On 9/4/15 2:26 AM,
star...@gmail.com wrote:
> Thank you for your reply, a few more questions then.
>
>> Dynamically loading scripts, especially remote ones, will always be
>> flagged by the validator.
>
> When you say "especially remote ones", does it mean that there's some way to dynamically load at least local scripts?
>
> Validator rejects any .createElement('script') regardless of where the src parameter is pointing - neither remote URLs, local URLs nor even static code is accepted.
>
> Interesting that if I try to put a script with a remote src into .insertAdjacentHTML - it will be also rejected, but the message from validator is different: for this case it suggests trying local resource:// URI. And this way it is accepted, but seems useless as the js code added via .insertAdjacentHTML isn't getting evaluated anyway.
All forms of script injection are flagged, since they are all
potentially dangerous. How reviewers respond to those flags depends on
the circumstances. This is why I highlighted remote scripts in this
case, since they are generally not allowed, while local scripts are.

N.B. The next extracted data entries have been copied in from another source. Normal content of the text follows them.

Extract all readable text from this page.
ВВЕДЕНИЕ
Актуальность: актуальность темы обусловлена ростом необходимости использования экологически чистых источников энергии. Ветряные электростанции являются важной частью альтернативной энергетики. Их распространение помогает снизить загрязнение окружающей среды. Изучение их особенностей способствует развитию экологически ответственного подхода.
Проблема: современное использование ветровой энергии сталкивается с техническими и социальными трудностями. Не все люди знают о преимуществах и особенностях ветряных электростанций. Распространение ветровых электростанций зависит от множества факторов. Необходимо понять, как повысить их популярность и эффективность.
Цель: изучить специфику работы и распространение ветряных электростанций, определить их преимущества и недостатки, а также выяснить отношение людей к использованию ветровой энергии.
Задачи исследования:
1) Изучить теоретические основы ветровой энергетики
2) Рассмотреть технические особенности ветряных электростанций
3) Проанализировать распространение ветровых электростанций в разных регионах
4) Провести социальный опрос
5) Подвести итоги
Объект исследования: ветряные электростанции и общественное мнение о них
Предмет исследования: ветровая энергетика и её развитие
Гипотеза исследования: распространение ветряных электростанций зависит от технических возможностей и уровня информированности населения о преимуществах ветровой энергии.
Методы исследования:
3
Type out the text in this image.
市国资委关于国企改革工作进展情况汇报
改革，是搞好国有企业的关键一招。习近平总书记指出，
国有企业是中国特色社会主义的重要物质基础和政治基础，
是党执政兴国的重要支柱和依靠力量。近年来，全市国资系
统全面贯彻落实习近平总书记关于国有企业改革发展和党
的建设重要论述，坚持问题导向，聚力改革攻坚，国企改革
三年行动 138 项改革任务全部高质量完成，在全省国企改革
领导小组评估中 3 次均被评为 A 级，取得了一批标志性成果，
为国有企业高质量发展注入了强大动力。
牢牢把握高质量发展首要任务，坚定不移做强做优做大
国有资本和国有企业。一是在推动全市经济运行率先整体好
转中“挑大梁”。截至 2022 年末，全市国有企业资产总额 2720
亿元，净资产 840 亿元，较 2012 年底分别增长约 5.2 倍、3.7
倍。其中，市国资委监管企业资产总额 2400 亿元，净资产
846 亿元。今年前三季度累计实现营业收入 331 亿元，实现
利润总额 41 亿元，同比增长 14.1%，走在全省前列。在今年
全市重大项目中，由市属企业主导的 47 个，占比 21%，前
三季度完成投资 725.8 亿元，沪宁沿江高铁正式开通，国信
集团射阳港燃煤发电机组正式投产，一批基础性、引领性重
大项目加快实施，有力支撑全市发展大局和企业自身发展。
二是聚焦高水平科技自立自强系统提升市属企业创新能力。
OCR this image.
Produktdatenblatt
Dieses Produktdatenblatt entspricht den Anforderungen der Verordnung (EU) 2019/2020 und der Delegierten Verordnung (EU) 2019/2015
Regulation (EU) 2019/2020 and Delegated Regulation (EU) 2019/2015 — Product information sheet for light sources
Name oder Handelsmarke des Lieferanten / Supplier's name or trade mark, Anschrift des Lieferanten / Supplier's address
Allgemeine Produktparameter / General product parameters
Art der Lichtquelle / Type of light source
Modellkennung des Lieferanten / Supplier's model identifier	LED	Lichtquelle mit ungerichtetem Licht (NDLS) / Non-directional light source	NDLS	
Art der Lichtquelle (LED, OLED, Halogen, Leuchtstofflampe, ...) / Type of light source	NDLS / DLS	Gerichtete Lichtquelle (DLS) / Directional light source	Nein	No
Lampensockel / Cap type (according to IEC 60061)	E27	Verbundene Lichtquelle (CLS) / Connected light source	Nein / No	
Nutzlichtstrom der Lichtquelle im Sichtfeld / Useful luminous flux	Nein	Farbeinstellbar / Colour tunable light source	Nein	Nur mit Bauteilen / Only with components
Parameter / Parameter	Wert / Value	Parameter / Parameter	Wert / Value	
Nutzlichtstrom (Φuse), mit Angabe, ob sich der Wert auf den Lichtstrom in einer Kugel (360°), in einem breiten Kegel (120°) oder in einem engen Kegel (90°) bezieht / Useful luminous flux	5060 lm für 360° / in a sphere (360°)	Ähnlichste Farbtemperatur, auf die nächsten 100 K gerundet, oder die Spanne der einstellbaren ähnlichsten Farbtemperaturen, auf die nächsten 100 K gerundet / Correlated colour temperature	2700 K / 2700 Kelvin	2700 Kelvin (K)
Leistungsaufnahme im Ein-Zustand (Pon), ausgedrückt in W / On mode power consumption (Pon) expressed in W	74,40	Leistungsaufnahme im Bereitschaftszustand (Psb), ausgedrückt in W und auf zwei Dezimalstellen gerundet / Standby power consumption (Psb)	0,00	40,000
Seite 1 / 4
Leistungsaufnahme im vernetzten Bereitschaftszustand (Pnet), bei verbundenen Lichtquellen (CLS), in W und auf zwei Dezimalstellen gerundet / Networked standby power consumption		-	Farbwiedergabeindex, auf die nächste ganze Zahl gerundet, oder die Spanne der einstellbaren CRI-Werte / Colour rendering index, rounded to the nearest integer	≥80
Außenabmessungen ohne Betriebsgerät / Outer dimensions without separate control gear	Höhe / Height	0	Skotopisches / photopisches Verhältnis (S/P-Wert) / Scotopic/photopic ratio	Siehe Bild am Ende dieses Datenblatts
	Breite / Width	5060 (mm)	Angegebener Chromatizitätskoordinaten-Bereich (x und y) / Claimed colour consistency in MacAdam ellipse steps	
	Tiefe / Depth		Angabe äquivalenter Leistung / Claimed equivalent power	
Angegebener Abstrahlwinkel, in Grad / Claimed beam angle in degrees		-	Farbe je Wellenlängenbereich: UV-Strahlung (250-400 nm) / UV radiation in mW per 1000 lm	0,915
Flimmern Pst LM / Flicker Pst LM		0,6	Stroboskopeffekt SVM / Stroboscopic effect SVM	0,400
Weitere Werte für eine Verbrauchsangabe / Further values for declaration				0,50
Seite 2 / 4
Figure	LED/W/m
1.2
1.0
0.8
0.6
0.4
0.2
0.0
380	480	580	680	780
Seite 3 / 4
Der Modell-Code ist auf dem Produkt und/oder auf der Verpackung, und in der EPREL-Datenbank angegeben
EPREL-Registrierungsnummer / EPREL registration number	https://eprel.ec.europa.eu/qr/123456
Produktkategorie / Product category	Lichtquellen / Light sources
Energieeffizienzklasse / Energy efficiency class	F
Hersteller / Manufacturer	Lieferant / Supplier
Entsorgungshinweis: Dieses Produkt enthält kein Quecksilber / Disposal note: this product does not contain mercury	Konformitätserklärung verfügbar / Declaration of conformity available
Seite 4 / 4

> And... At all, what's the problem with the remote scripts located on the same domain as the site being modified by an add-on? I agree that loading unknown remote code from other domains is dangerous and should be prohibited (but, probably, with some sort of whitelisting for official jquery hosting etc.), but what's wrong with the scripts that are local for current site? I mean those scripts, src of which is relative to site and doesn't contain a domain part.
That's an exception we can make, if it's obvious from the code.
>> In the future, reviewers will be able to
>> choose which flags to ignore in followup versions of the add-on,
>> provided the code around the flag doesn't change. So, a reviewer could
>> accept your add-on and mark it so future versions aren't flagged for
>> that particular issue.
>
> Just in case, this way might only static script URLs be accepted, or will I be able to dynamically build relative to site src-s? Or there's currently no policy for such cases?
The exceptions would be added per validator flag, depending on context.
So, if we're okay with the way you inject scripts, we can add an
exception for that so they don't show up again during validation, unless
the surrounding code changes.
> And, the last one, is there any approximate date when such functionality for validator will go live?
It's all being worked on now, so a few weeks at most.